The pranks start from the opening moments of the tape’s first track “Asleep in the Saddle,” which layers several interlocking synth lines in a woozy pattern as sickening as a carousel on a cruise ship. Esser pitch-shifts a human voice into a goofy monstrosity and sings self-assured platitudes like “progress comes from within” and “subdue yourself and return to what is right.” The emotional effect is something like a group of oompa loompas covering OMD or the Residents leading a self-help seminar, which is to say that it’s both hilarious and horrifying.
That track, as well as a few of the album’s other longer tracks—like the neon vomit of the title track and “Nitwit of Gizmo”—show Esser’s predilection for writing pop songs in a long tradition of synth-toting goofballs. Like Mark Mothersbaugh’s electro-contortions or Animal Collective’s Sung Tongs-era surrealism or any of his many labelmates on the New York cassette imprint Haord, he has a keen ability to make music that’s both parasitically catchy and wholly unfamiliar.
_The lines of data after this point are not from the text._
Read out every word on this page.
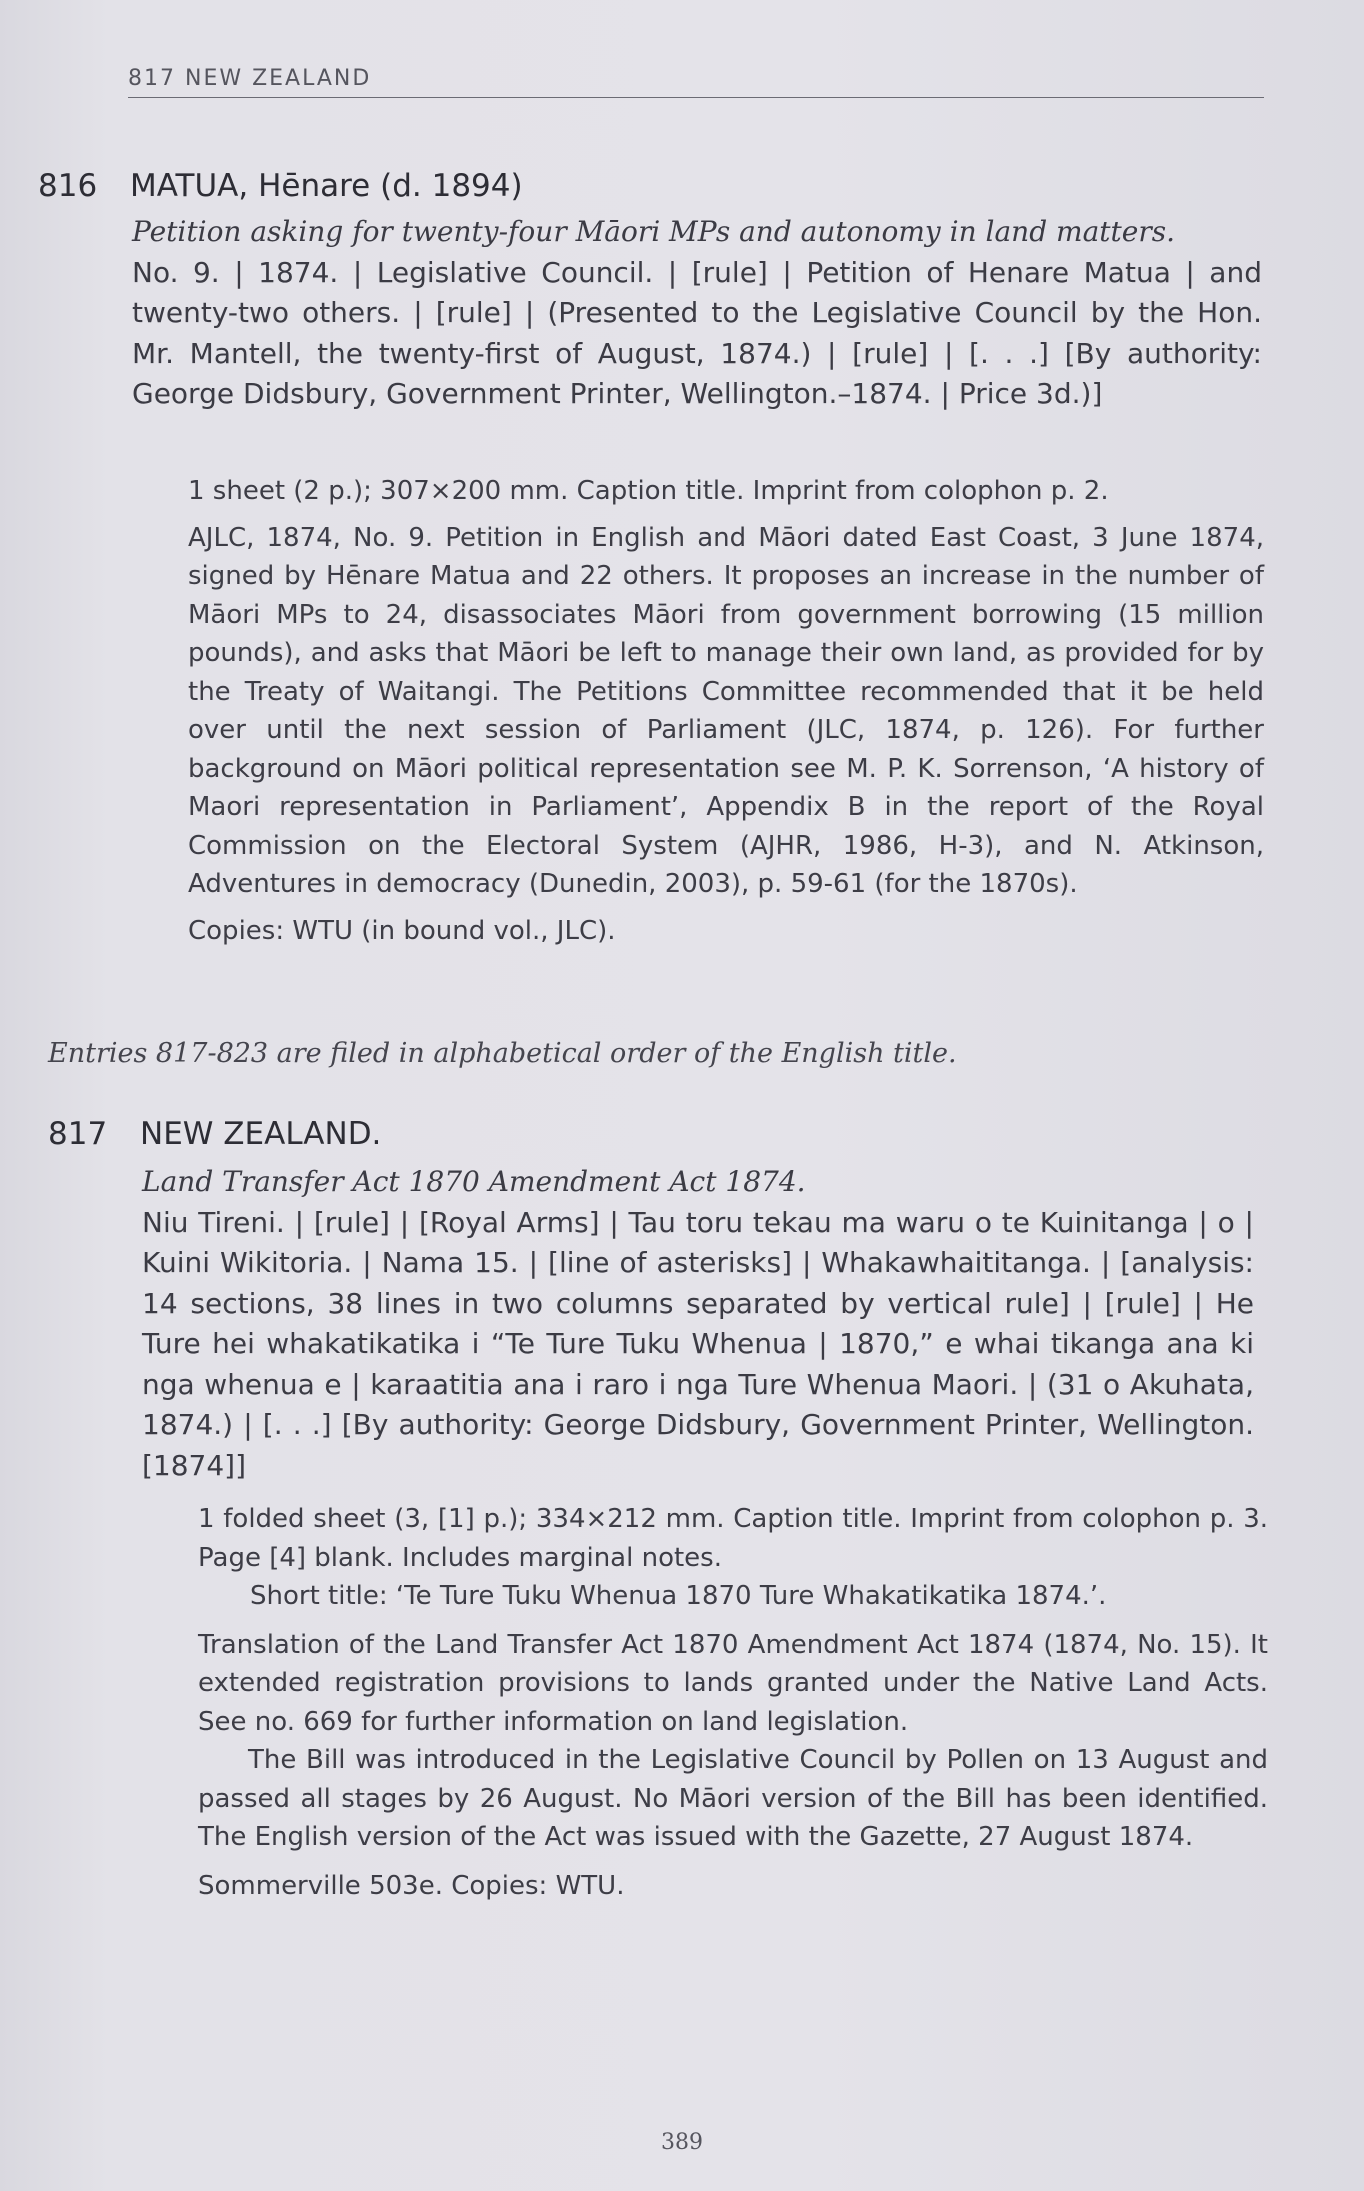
817 NEW ZEALAND
816 MATUA, Hēnare (d. 1894)

Petition asking for twenty-four Māori MPs and autonomy in land matters.

No. 9. | 1874. | Legislative Council. | [rule] | Petition of Henare Matua | and twenty-two others. | [rule] | (Presented to the Legislative Council by the Hon. Mr. Mantell, the twenty-first of August, 1874.) | [rule] | [. . .] [By authority: George Didsbury, Government Printer, Wellington.–1874. | Price 3d.)]

1 sheet (2 p.); 307×200 mm. Caption title. Imprint from colophon p. 2.

AJLC, 1874, No. 9. Petition in English and Māori dated East Coast, 3 June 1874, signed by Hēnare Matua and 22 others. It proposes an increase in the number of Māori MPs to 24, disassociates Māori from government borrowing (15 million pounds), and asks that Māori be left to manage their own land, as provided for by the Treaty of Waitangi. The Petitions Committee recommended that it be held over until the next session of Parliament (JLC, 1874, p. 126). For further background on Māori political representation see M. P. K. Sorrenson, ‘A history of Maori representation in Parliament’, Appendix B in the report of the Royal Commission on the Electoral System (AJHR, 1986, H-3), and N. Atkinson, Adventures in democracy (Dunedin, 2003), p. 59-61 (for the 1870s).

Copies: WTU (in bound vol., JLC).

Entries 817-823 are filed in alphabetical order of the English title.
817 NEW ZEALAND.

Land Transfer Act 1870 Amendment Act 1874.

Niu Tireni. | [rule] | [Royal Arms] | Tau toru tekau ma waru o te Kuinitanga | o | Kuini Wikitoria. | Nama 15. | [line of asterisks] | Whakawhaititanga. | [analysis: 14 sections, 38 lines in two columns separated by vertical rule] | [rule] | He Ture hei whakatikatika i “Te Ture Tuku Whenua | 1870,” e whai tikanga ana ki nga whenua e | karaatitia ana i raro i nga Ture Whenua Maori. | (31 o Akuhata, 1874.) | [. . .] [By authority: George Didsbury, Government Printer, Wellington. [1874]]

1 folded sheet (3, [1] p.); 334×212 mm. Caption title. Imprint from colophon p. 3. Page [4] blank. Includes marginal notes.

Short title: ‘Te Ture Tuku Whenua 1870 Ture Whakatikatika 1874.’.

Translation of the Land Transfer Act 1870 Amendment Act 1874 (1874, No. 15). It extended registration provisions to lands granted under the Native Land Acts. See no. 669 for further information on land legislation.

The Bill was introduced in the Legislative Council by Pollen on 13 August and passed all stages by 26 August. No Māori version of the Bill has been identified. The English version of the Act was issued with the Gazette, 27 August 1874.

Sommerville 503e. Copies: WTU.

389
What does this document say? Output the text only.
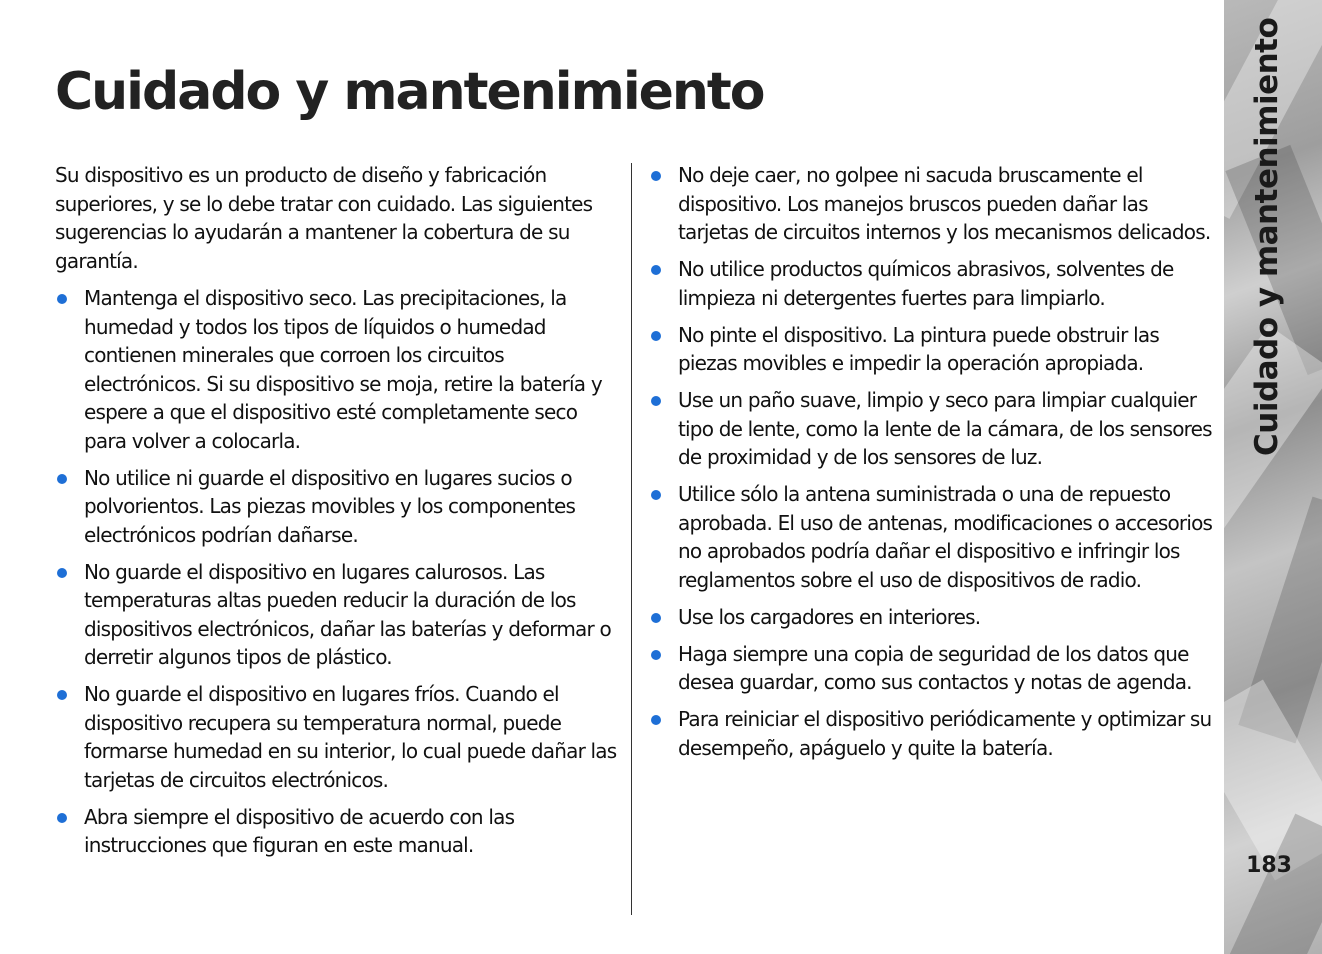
Cuidado y mantenimiento

Su dispositivo es un producto de diseño y fabricación superiores, y se lo debe tratar con cuidado. Las siguientes sugerencias lo ayudarán a mantener la cobertura de su garantía.

Mantenga el dispositivo seco. Las precipitaciones, la humedad y todos los tipos de líquidos o humedad contienen minerales que corroen los circuitos electrónicos. Si su dispositivo se moja, retire la batería y espere a que el dispositivo esté completamente seco para volver a colocarla.
No utilice ni guarde el dispositivo en lugares sucios o polvorientos. Las piezas movibles y los componentes electrónicos podrían dañarse.
No guarde el dispositivo en lugares calurosos. Las temperaturas altas pueden reducir la duración de los dispositivos electrónicos, dañar las baterías y deformar o derretir algunos tipos de plástico.
No guarde el dispositivo en lugares fríos. Cuando el dispositivo recupera su temperatura normal, puede formarse humedad en su interior, lo cual puede dañar las tarjetas de circuitos electrónicos.
Abra siempre el dispositivo de acuerdo con las instrucciones que figuran en este manual.
No deje caer, no golpee ni sacuda bruscamente el dispositivo. Los manejos bruscos pueden dañar las tarjetas de circuitos internos y los mecanismos delicados.
No utilice productos químicos abrasivos, solventes de limpieza ni detergentes fuertes para limpiarlo.
No pinte el dispositivo. La pintura puede obstruir las piezas movibles e impedir la operación apropiada.
Use un paño suave, limpio y seco para limpiar cualquier tipo de lente, como la lente de la cámara, de los sensores de proximidad y de los sensores de luz.
Utilice sólo la antena suministrada o una de repuesto aprobada. El uso de antenas, modificaciones o accesorios no aprobados podría dañar el dispositivo e infringir los reglamentos sobre el uso de dispositivos de radio.
Use los cargadores en interiores.
Haga siempre una copia de seguridad de los datos que desea guardar, como sus contactos y notas de agenda.
Para reiniciar el dispositivo periódicamente y optimizar su desempeño, apáguelo y quite la batería.
Cuidado y mantenimiento
183
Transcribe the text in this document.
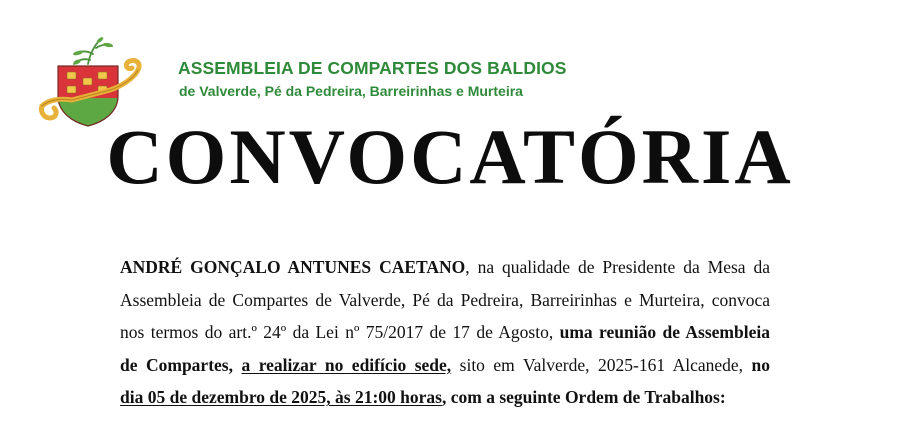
ASSEMBLEIA DE COMPARTES DOS BALDIOS
de Valverde, Pé da Pedreira, Barreirinhas e Murteira
CONVOCATÓRIA
ANDRÉ GONÇALO ANTUNES CAETANO, na qualidade de Presidente da Mesa da
Assembleia de Compartes de Valverde, Pé da Pedreira, Barreirinhas e Murteira, convoca
nos termos do art.º 24º da Lei nº 75/2017 de 17 de Agosto, uma reunião de Assembleia
de Compartes, a realizar no edifício sede, sito em Valverde, 2025-161 Alcanede, no
dia 05 de dezembro de 2025, às 21:00 horas, com a seguinte Ordem de Trabalhos:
But Esser isn’t content to just write singles, however ridiculous they may be. A large portion of the album’s tracklist is dedicated to stuff like the 45-second long “Elevator Pitch.” Its wheedling synth line wheels around erratically, like a unicycle on freshly buffed linoleum, before careening into the next song. Just as you start nodding your head to “Blob on a Grid,” Esser emerges with with the saccharine vocal tics and splattering percussion of “What Am I Bid”—a pie in the face as a punctuation mark.
Down to its title—and even the onomatopoetic prank of Esser’s moniker itself, which sounds something like an unfurling spring when you say it out loud—Blob on a Grid is an unrelenting collection of high-energy jokes. The way the intentionally gaudy synth lines fold into each other like a junkyard quiltwork can almost feel exhausting. But just when a song such as “Nitwit of Gizmo” begins to feel like a carnival ride gone on too long, Esser wisely cuts to another goofy composition. It’s proof in action that the difference between a good and a bad joke is… timing.